Am Donnerstag feierte Nutzmüll ein dreifaches Jubiläum: sein fünfzehnjähriges Bestehen, zehn Jahre Recyclinghof Altona und fünf Jahre Entwicklungszusammenarbeit mit Gambia. „Im müll-skandalgebeutelten Hamburg der achtziger Jahre“ wurde der Verein als Entsorgungsalternative gegründet, erzählt Mitglied Dr. Karl Klöckner. Anfangs gab es nur das Abfallberatungsbüro, das mit wenigen Leuten betrieben wurde. Doch schnell kamen immer mehr Aktivitäten hinzu.

Im Hamburger Wurmkasten, einem Holzkomposter für den Balkon, verarbeiten kalifornische Würmer und Mikroorganismen innerhalb von acht Wochen organische Küchenabfälle zu Humus. „300 Stück pro Jahr verkaufen wir“, sagt Klöckner. Doch nicht nur die Verwertung organischer Abfälle steht auf dem Programm des Beschäftigungsträgers. Mit einer Absauganlage entfernen die MitarbeiterInnen die schädlichen Flurkohlenwasserstoffe aus Kühlschränken und anderen Kühlgeräten und zerlegen diese in ihre Einzelteile.

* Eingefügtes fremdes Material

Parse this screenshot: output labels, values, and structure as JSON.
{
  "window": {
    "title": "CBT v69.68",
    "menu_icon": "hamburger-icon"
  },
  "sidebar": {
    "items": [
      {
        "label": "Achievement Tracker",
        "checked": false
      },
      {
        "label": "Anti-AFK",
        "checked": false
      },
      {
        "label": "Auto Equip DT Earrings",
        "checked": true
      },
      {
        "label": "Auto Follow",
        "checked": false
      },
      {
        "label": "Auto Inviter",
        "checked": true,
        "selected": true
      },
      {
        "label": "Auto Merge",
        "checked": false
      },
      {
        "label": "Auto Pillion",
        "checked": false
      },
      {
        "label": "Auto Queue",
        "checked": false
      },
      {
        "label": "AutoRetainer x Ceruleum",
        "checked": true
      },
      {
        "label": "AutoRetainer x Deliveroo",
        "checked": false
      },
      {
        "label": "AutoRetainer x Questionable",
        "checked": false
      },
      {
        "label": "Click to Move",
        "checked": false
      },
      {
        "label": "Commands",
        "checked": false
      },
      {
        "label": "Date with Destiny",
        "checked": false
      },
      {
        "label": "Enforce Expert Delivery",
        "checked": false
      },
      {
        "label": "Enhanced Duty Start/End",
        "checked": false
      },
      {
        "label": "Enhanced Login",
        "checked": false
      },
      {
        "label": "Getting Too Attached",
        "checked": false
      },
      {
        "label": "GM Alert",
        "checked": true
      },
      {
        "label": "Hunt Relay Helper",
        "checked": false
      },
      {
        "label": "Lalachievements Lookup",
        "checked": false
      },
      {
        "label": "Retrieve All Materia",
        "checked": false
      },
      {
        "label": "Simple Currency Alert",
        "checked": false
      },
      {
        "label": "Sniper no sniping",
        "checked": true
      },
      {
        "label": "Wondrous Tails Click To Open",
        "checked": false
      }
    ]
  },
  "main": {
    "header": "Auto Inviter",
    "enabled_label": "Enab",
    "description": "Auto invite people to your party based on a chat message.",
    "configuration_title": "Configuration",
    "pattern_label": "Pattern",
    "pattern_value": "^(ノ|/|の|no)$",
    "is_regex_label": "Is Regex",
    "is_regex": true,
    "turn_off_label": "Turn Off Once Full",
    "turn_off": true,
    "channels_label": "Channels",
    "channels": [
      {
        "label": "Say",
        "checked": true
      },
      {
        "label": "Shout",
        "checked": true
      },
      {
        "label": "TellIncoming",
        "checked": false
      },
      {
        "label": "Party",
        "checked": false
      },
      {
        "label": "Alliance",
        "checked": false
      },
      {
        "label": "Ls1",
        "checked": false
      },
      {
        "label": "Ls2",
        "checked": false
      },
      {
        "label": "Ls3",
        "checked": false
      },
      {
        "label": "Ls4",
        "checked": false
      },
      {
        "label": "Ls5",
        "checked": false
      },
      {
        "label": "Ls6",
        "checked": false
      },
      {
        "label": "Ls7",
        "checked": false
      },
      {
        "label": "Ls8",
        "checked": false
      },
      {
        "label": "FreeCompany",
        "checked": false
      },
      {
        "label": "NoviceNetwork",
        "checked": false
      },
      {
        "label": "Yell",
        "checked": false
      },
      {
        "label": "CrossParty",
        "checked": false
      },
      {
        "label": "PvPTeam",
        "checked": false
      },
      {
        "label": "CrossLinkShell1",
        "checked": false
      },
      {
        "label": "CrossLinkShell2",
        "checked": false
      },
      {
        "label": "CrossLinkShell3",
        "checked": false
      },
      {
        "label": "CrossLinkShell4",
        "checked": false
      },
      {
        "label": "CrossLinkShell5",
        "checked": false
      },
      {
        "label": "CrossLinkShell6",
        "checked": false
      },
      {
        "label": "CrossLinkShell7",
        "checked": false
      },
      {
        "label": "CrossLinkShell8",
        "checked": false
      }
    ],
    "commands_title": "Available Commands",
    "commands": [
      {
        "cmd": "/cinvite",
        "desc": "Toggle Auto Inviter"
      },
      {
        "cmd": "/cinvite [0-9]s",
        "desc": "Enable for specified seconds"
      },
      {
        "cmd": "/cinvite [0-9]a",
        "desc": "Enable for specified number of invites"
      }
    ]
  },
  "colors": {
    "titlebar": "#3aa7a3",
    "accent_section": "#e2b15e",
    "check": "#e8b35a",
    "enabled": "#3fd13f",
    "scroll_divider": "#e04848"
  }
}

Vollholzmöbel, Stühle und Sofas werden kostenlos abgeholt und in der Tischlerwerkstatt oder Polsterei wieder aufgemöbelt. „Die Wartefristen betragen inzwischen zwei bis drei Wochen, bis wir die Möbel abholen können“, bedauert der Recycelprofi Klöckner. Die behandelten Möbel kann man günstig im Recycelkaufhaus erwerben. Zwischen 25 und 150 Mark bezahlt man für einen aufgearbeiteten Stuhl. „Wir machen auch soziale Preise“, sagt Klöckner. Das heißt, wer nicht so viel Geld hat, muß auch nicht so viel zahlen.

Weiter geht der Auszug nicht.